Dalam Pasal 3 Melarang Presiden Sukarno melakukan kegiatan Politik sampai dengan pemilihan umum dan semenjak berlakunya Ketetapan ini menarik kembali Mandat Majelis Permusyawaratan Rakyat Sementara dari Presiden Soekarno serta segala kekuasaan Pemerintah Negara yang dikontrol dalam UUD 1945”. Itu seluruhnya tidak yummy untuk didengar oleh mereka yang mengikuti Bung Karno tanpa reserve, tetapi perlu diketengahkan sebagai aspek yang menjulang tinggi didalam duduk perkara pengamanan Pancasila dari bahaya Ideologi Marxisme – Leninisme sebagaimana yang dimaksudkan oleh Ketetapan MPRS No. XXV / MPRS / 1996. Dengan demikian peranan Presiden Soekarno pada Jaman Orde Lama itu beliau memberikan kelonggaran bergerak kepada PKI, dengan menyingkirkan kekuatan–kekuatan Pancasilais yang mampu mengimbangi kaum komunis itu dengan predikat “kontra revolusioner”. “Marhaenis gadungan”, dan lain sebagainya,suatu budi yang hasilnya bermuara pada kejadian  Lubang Buaya G-30-S/PKI.

2.      Proses Perumusan Dasar Negara

            Sekarang tiba saatnya kita menelusuri perumusan dasar negara kita Pancasila. Untuk Menghindarkan kesimpang – siuran yang justru ingin kita jernihkan, seyogyanya pada taraf ini nama Pancasila jangan dipersoalkan dahulu.  Seperti kita ketahui bareng , proses perumusan dasar negara itu, berjalan pada bab simpulan jaman pendudukan Jepang. Dalam rangka merangkul bangsa-bangsa Asia yang negerinya mereka duduki, orang jepang telah memberikan “kemerdekaan” kepada bangsa Birma dan Bangsa Fhilipina untuk menghadapi Inggris, sedangkan Fhilipina untuk menghadapi Amerika serikat. Tetapi Indonesia agak lambat akan diberi hadiah “Kemerdekaan” alasannya adalah Indonesia ternyata tidak jadi merupakan front menghadapi Australia.

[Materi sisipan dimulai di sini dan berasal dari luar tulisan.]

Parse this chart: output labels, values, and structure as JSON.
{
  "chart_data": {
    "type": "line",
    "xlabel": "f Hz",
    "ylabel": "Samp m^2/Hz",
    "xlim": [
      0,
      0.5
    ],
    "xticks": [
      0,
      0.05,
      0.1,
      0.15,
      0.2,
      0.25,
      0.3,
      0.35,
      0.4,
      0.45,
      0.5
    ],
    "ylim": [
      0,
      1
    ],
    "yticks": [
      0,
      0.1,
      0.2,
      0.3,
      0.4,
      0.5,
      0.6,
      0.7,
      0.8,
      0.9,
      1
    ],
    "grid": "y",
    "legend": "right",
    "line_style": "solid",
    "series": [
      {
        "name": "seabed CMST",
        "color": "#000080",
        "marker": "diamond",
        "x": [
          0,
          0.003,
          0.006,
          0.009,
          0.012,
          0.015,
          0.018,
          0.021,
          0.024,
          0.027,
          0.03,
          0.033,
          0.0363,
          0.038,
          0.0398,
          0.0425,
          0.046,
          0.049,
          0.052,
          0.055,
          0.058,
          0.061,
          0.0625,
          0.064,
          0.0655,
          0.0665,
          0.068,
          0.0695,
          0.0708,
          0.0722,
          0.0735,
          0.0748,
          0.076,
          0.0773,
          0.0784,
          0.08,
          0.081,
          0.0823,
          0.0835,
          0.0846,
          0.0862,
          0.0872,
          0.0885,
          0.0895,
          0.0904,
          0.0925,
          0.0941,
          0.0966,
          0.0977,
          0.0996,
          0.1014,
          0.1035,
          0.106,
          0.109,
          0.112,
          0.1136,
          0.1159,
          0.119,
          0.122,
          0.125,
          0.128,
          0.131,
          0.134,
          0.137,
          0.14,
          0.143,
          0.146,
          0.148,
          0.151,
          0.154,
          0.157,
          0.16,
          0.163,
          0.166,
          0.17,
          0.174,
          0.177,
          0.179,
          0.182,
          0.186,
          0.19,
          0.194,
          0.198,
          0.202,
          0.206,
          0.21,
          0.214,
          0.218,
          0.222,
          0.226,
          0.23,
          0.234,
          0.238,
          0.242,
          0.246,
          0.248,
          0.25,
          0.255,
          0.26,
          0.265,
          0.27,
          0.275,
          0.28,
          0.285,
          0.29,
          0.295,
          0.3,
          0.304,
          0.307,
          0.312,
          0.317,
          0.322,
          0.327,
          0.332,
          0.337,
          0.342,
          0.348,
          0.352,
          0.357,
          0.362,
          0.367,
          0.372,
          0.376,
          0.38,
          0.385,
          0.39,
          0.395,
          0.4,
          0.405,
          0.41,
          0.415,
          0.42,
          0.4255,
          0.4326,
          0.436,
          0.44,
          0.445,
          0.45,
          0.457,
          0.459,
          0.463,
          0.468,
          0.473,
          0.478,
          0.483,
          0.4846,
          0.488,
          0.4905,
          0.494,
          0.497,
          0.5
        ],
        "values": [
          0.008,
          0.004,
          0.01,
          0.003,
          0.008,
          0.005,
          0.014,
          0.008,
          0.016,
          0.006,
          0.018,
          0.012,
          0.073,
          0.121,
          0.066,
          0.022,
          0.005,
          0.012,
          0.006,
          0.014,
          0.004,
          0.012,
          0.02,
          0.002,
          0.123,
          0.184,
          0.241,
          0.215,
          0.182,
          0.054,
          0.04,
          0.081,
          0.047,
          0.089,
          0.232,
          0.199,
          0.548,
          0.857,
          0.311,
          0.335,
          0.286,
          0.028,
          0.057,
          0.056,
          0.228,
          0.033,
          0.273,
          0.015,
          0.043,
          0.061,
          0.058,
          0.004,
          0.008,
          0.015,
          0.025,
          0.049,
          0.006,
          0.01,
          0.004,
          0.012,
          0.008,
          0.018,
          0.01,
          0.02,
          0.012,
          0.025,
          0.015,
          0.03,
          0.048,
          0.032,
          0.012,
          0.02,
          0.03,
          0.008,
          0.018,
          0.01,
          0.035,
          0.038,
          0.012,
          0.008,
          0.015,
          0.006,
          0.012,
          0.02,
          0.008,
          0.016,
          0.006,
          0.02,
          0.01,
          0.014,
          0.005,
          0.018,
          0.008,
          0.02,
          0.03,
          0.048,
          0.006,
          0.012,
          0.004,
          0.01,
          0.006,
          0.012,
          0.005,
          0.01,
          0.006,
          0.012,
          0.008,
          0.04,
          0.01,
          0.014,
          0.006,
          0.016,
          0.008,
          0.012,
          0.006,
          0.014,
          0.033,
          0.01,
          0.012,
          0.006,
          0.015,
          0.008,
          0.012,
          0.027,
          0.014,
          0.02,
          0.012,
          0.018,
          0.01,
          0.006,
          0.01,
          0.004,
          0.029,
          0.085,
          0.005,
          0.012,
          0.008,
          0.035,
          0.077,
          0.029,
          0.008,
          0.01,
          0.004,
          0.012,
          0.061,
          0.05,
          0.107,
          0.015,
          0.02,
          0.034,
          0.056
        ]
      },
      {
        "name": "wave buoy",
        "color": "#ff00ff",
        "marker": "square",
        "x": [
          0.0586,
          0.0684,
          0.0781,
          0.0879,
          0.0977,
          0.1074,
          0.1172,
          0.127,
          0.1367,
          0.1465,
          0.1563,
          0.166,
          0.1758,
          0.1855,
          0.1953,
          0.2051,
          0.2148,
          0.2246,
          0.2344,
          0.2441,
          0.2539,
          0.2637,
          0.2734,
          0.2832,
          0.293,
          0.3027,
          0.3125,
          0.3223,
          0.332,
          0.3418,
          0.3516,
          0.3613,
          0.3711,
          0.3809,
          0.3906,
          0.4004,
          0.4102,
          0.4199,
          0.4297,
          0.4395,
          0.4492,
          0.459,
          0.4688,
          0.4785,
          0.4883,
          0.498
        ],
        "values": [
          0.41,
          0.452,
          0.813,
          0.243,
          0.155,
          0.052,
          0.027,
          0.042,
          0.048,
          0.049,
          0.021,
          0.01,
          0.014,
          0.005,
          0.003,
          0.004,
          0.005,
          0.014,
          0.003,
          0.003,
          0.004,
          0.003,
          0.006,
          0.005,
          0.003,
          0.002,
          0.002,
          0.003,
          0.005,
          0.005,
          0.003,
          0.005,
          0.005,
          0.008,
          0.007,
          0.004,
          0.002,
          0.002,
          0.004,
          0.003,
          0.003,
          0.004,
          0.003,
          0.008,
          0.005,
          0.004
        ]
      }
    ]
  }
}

            Tetapi dalam rangka tahap terakhir strategisnya tatkala kekalahan telah ada diambang pintu, Jepang akhirnya merasa perlu untuk memperlihatkan “Kemerdekaan” terhadap Bangsa Indonesia untuk mendapatkan dukungannya dalam usaha perangnya. Menurut strateginya itu, mereka akan mengadakan pertahanan terakhir di Indonesia dan bertolak dari situ akan berusaha mendapatkan dukungannya dalam usaha perangnya. Menurut strateginya itu, mereka akan mengadakan pertahanan terakhir di Indonesia dan bertolak dari situ akan berupaya mendapatkan perdamaian yang merupakan hasil negosiasi. Segala Rencana itu akhirnya tidak terealisasi sebab penggunaan Bom atom oleh orang Amerika sudah memaksa orang Jepang mengalah tanpa syarat. Dalam pada itu Bangsa Indonesia telah menggenggam nasibnya ditangannya sendiri dan memproklamasikan kemerdekaanya lepas sama sekali dari setiap campur tangan pihak Jepang.Dalam rangka tunjangan “kemerdekaan” itu pemerintah pendudukan Jepang di Jawa membentuk Dokuritsu Junbi Cosakai atau Badan penyelidik Persiapan Kemerdekaan. (Disingkat “Badan Penyelidik” ). Sejumlah tokoh-tokoh Indonesia dijadikan anggota badan itu, sedangkan dua orang lagi, yaitu dr.Radjiman Wedyodiningrat dan R.P. Soeroso diangkat masing-masing menjadi Ketua dan Ketua Muda (merangkap Kepala Kantor atau Kepala Sekretariat) dengan seorang Jepang selaku Ketua Muda lainnya.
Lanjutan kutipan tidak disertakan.